[<prev] [next>] [<thread-prev] [thread-next>] [day] [month] [year] [list]
Message-ID: <CAK6E8=ekVGq9E3sZEcZVdSEfTxxZ74W7FdW1YmKS-GFASQbJnw@mail.gmail.com>
Date: Fri, 25 Mar 2016 16:05:51 -0700
From: Yuchung Cheng <ycheng@...gle.com>
To: Willem de Bruijn <willemdebruijn.kernel@...il.com>
Cc: Martin KaFai Lau <kafai@...com>,
Network Development <netdev@...r.kernel.org>,
Kernel Team <kernel-team@...com>,
Eric Dumazet <edumazet@...gle.com>,
Neal Cardwell <ncardwell@...gle.com>,
Willem de Bruijn <willemb@...gle.com>,
Soheil Hassas Yeganeh <soheil@...gle.com>
Subject: Re: [RFC PATCH] tcp: Add SOF_TIMESTAMPING_TX_EOR and allow MSG_EOR in tcp_sendmsg
On Thu, Mar 24, 2016 at 6:39 PM, Willem de Bruijn
<willemdebruijn.kernel@...il.com> wrote:
>
> > This patch allows the user process to use MSG_EOR during
> > tcp_sendmsg to tell the kernel that it is the last byte
> > of an application response message.
> >
> > The user process can use the new SOF_TIMESTAMPING_TX_EOR to
> > ask the kernel to only track timestamp of the MSG_EOR byte.
>
> Selective timestamp requests is a useful addition. Soheil (cc-ed) also
> happens to be looking at this. That approach uses cmsg to selectively
> tag send calls, avoiding the need to define a new SOF_ flag.
>
> > The current SOF_TIMESTAMPING_TX_ACK is tracking the last
> > byte appended to a skb during the tcp_sendmsg. It may track
> > multiple bytes if the response spans across multiple skbs.
>
> It only tracks the last byte of the buffer passed in sendmsg. If a
> sendmsg results in multiple skbuffs, only the last skb is tracked. It
> is, however, possible that that skbuff is appended to in a follow-on
> sendmsg call. If multiple calls enable recording on an skbuff, only
> the last record request on an skb is kept.
>
> > it is enough to measure the response latency for application
> > protocol with a single request/response at a time (like HTTP 1.1
> > without pipeline), it does not work well for application protocol
> > with >1 pipeline responses (like HTTP2).

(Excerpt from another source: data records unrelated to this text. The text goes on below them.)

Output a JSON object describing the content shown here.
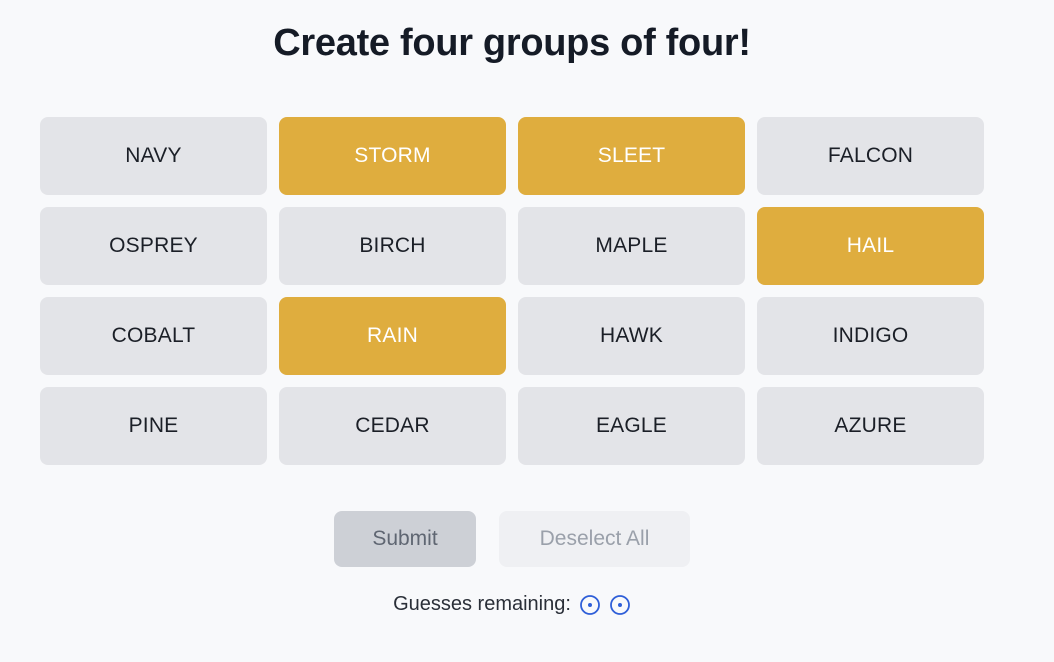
{
  "title": "Create four groups of four!",
  "tiles": [
    {
      "label": "NAVY",
      "selected": false
    },
    {
      "label": "STORM",
      "selected": true
    },
    {
      "label": "SLEET",
      "selected": true
    },
    {
      "label": "FALCON",
      "selected": false
    },
    {
      "label": "OSPREY",
      "selected": false
    },
    {
      "label": "BIRCH",
      "selected": false
    },
    {
      "label": "MAPLE",
      "selected": false
    },
    {
      "label": "HAIL",
      "selected": true
    },
    {
      "label": "COBALT",
      "selected": false
    },
    {
      "label": "RAIN",
      "selected": true
    },
    {
      "label": "HAWK",
      "selected": false
    },
    {
      "label": "INDIGO",
      "selected": false
    },
    {
      "label": "PINE",
      "selected": false
    },
    {
      "label": "CEDAR",
      "selected": false
    },
    {
      "label": "EAGLE",
      "selected": false
    },
    {
      "label": "AZURE",
      "selected": false
    }
  ],
  "controls": {
    "submit_label": "Submit",
    "deselect_label": "Deselect All"
  },
  "guesses": {
    "label": "Guesses remaining:",
    "remaining": 2,
    "icon": "target-circle-icon"
  },
  "colors": {
    "selected_tile": "#dfad3e",
    "tile": "#e3e4e8",
    "guess_icon": "#2f5fd8"
  }
}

Looks like an interesting and useful patch. Since HTTP2 allows
multiplexing data stream frames from multiple logical streams on a
single socket,
how would you instrument to measure the latency of each stream? e.g.,
sendmsg of data_frame_1_of_stream_a
sendmsg of data_frame_1_of_stream_b
sendmsg of data_frame_2_of_stream_a
sendmsg of data_frame_1_of_stream_c
sendmsg of data_frame_2_of_stream_b
> >
> > Each skb can only track one tskey (which is the seq number of
> > the last byte of the message). To allow tracking the
> > last byte of multiple response messages, this patch takes an approach
> > by not appending to the last skb during tcp_sendmsg if the last skb's
> > tskey will be overwritten. A similar case also happens during retransmit.
> >
> > This approach avoids introducing another list to track the tskey. The
> > downside is that it will have less gso benefit and/or more outgoing
> > packets. Practically, due to the amount of measurement data generated,
> > sampling is usually used in production. (i.e. not every connection is
> > tracked).
>
> Agreed. This is the simplest approach to avoiding timestamp request
> overwrites. A list-based approach quickly becomes complex as skbuffs
> can be split and merged at various points.
>
> Since this use is rare, I would suggest making the code even simpler
> by just jumping to new_segment on a call with this MSG option (or
> cmsg) set, avoiding tcp_tx_ts_noappend_skb() on each new segment.
+1
>
> > One of our use case is at the webserver. The webserver tracks
> > the HTTP2 response latency by measuring when the webserver
> > sends the first byte to the socket till the TCP ACK of the last byte
> > is received. In the cases where we don't have client side
> > measurement, measuring from the server side is the only option.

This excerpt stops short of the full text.